According to the Sentinel, Scheidt's tale began to unravel when an office manager for the surgical group confronted him. He claimed to be a deputy sheriff working in the ER on an undercover investigation so "top secret" the agency would not verify his employment.

Incidentally, Scheidt had once been a member of the Osceola County sheriff's teen program before he was kicked out for wearing equipment that could mislead the public into thinking he was a real deputy, including a law enforcement badge and bulletproof vest.

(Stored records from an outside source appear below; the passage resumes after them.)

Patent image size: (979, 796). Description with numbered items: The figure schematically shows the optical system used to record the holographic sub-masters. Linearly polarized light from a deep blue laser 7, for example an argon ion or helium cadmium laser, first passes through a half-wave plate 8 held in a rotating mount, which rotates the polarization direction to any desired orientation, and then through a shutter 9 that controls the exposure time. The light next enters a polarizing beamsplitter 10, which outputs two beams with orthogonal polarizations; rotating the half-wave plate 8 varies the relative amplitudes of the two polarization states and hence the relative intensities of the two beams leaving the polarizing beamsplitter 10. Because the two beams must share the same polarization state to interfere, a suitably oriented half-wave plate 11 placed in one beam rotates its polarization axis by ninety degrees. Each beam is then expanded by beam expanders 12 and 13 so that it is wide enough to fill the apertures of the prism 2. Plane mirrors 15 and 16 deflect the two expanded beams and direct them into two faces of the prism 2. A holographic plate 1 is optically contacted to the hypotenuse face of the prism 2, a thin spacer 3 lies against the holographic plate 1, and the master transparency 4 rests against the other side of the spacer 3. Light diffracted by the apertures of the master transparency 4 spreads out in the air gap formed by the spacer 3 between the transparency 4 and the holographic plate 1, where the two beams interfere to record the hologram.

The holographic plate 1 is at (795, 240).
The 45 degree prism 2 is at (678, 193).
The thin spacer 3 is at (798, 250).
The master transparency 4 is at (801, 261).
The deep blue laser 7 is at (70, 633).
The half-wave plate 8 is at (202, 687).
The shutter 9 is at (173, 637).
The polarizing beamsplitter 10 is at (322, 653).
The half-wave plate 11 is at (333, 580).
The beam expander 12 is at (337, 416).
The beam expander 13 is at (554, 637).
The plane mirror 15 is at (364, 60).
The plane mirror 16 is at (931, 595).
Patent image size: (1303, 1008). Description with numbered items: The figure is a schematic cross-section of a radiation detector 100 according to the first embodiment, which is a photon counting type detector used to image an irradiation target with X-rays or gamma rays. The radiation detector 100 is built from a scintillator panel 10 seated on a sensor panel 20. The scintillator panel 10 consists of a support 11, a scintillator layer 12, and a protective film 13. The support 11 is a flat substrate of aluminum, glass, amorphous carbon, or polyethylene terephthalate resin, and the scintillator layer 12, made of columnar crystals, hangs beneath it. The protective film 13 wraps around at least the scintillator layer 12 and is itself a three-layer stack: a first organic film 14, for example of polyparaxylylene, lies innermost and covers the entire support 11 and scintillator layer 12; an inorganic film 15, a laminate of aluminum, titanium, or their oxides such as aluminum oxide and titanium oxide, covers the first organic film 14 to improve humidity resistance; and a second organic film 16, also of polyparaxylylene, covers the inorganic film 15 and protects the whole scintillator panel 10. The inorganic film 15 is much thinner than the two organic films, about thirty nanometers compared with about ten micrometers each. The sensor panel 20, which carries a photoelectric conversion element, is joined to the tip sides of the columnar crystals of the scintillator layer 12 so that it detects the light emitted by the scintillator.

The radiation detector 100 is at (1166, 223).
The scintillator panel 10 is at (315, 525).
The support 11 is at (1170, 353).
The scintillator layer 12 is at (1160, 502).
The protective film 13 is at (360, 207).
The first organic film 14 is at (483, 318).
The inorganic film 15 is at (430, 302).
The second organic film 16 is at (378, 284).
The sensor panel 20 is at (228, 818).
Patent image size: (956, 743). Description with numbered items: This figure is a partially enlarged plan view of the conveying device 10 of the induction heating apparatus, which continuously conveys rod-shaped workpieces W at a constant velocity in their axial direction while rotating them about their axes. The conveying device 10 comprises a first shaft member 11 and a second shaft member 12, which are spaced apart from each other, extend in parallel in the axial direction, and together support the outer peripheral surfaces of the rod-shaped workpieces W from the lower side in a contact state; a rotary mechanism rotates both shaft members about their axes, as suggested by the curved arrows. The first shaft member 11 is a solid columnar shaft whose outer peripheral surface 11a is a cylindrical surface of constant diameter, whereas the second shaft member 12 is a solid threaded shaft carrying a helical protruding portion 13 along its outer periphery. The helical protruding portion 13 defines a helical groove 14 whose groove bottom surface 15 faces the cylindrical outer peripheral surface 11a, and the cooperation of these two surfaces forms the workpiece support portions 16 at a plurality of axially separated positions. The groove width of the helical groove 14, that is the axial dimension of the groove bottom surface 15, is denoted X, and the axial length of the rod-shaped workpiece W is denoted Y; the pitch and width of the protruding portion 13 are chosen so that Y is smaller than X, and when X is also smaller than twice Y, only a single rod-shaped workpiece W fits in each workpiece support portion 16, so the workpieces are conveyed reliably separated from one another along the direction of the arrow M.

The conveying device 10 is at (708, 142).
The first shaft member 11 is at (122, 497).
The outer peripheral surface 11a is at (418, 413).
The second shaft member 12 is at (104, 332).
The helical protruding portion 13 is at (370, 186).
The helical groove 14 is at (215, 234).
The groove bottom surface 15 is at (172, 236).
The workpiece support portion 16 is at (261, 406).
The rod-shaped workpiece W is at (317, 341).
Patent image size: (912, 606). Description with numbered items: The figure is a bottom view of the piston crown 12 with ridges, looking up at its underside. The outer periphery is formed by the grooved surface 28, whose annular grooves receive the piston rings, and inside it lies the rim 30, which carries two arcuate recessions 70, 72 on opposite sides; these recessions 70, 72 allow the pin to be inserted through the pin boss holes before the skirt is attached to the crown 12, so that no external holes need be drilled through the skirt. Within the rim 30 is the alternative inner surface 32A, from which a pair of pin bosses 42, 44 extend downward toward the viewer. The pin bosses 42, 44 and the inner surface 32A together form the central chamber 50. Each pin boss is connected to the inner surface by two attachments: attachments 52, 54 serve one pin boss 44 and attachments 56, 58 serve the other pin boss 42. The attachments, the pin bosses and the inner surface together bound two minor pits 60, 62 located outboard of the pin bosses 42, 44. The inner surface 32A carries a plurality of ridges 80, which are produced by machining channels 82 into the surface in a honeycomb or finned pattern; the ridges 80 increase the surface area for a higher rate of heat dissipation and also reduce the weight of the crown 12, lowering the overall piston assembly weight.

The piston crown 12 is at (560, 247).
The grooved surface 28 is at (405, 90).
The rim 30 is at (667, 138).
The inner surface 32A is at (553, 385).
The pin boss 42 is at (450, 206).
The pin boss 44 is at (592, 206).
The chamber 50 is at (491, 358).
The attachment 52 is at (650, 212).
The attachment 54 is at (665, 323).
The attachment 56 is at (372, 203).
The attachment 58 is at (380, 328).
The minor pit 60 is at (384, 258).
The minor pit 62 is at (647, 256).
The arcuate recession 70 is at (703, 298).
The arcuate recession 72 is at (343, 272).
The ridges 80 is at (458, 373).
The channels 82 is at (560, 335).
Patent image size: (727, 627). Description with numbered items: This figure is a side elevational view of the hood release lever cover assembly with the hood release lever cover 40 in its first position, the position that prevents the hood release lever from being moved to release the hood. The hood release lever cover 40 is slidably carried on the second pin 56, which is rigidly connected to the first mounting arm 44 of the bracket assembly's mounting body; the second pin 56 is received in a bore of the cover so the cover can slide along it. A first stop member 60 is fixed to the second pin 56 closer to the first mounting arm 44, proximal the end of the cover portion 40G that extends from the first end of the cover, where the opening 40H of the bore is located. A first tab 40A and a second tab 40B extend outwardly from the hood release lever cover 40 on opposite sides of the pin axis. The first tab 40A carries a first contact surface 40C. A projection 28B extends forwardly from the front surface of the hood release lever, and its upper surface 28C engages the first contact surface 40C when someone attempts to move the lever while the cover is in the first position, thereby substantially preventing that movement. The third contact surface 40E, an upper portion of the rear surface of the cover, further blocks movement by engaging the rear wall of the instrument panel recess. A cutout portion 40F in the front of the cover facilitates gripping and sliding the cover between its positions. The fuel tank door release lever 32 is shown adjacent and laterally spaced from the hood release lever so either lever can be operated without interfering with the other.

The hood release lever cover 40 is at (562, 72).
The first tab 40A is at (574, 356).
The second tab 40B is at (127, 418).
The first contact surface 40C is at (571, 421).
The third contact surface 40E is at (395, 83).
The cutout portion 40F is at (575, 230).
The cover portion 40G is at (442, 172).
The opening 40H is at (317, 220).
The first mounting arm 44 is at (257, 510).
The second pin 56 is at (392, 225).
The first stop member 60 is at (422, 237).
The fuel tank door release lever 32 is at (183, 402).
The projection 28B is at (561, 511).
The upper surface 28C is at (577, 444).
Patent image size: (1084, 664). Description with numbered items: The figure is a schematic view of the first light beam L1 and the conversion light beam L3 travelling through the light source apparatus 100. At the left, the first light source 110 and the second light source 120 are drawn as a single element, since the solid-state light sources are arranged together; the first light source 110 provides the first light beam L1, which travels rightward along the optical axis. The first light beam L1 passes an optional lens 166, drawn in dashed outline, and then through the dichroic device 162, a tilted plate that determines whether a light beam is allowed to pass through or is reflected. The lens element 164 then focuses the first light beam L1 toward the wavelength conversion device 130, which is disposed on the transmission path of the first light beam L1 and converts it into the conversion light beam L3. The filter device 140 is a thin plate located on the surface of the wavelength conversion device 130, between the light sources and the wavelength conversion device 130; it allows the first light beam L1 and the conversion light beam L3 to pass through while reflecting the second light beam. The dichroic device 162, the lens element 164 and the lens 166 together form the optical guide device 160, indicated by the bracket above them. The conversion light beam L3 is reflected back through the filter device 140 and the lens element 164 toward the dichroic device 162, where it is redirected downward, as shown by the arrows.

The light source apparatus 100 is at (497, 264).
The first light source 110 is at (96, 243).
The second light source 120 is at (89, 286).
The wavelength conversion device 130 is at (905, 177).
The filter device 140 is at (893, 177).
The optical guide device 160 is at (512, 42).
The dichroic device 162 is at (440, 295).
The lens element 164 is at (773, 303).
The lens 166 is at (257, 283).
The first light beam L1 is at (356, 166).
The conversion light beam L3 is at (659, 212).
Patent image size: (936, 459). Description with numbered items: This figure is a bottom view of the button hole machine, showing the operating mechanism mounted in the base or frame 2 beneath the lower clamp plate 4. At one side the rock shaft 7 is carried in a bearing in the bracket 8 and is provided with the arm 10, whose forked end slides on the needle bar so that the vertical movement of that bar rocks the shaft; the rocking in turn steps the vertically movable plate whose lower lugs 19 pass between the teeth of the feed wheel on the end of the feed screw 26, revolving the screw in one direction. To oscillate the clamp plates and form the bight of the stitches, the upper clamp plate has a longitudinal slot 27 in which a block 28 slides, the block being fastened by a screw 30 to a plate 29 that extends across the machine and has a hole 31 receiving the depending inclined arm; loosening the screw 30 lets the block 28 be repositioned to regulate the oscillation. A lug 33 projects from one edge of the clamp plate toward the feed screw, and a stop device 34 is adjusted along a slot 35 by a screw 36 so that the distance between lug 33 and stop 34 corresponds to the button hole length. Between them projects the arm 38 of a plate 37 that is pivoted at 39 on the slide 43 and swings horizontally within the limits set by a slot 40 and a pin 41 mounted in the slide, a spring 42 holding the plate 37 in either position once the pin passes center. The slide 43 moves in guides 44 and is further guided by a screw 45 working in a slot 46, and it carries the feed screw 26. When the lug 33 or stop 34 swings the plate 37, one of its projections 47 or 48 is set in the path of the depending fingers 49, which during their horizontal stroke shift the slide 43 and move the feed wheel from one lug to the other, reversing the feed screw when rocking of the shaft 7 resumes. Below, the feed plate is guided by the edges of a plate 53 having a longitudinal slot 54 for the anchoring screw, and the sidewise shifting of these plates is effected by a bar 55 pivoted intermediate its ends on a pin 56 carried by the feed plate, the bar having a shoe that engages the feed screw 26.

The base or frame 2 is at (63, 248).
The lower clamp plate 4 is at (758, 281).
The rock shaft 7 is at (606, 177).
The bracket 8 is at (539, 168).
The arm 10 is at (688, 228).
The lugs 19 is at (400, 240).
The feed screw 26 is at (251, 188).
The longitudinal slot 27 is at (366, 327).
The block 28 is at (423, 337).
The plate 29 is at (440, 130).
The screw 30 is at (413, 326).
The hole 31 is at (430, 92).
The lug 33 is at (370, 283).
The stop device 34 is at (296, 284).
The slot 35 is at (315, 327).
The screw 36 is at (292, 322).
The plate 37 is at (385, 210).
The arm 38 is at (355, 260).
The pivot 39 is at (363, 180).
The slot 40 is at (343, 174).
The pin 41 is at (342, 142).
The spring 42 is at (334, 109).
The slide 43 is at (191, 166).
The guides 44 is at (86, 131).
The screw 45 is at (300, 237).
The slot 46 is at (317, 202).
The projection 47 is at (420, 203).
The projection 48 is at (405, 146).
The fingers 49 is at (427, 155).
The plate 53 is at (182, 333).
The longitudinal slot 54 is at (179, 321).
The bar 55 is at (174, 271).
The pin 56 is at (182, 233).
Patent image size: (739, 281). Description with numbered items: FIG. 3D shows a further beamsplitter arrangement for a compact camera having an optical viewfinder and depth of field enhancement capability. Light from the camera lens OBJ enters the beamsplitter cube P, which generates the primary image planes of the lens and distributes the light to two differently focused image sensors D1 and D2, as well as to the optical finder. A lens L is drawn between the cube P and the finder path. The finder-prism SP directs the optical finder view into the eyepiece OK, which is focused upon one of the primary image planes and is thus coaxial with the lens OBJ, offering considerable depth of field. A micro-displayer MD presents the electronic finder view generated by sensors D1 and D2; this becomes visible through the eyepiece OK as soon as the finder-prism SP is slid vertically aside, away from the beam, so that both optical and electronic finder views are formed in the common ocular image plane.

When first questioned by police, the teen said he never posed as a physician's assistant, and instead said he was just shadowing an ER clerk to learn the hospital's billing system. He showed a detective his hospital ID, a white lab coat with a PA's reference book, pen light and notepad in the pockets.

The Sentinel:

During the week he frequented the emergency room, Scheidt dressed in surgical scrubs and a lab coat identifying him as a physician's assistant, continued asking for a full-access badge to the rest of the hospital and twice claimed to be a deputy sheriff as well, records state.

As part of his duties, Scheidt interviewed patients, read through confidential medical records, performed physical exams on disrobed male patients, cleaned wounds, restrained a combative patient and performed CPR on a patient in cardiac arrest. Police reports do not indicate if Scheidt received evaluations of his work from the hospital.

The teen's father, Matthew Scheidt Sr., told ABC he has no explanation for his son's action.

"If you can come up with a reason, I'm all ears. I'm completely and totally all ears," he said. "I don't know if I should get him psychological help. I just don't know."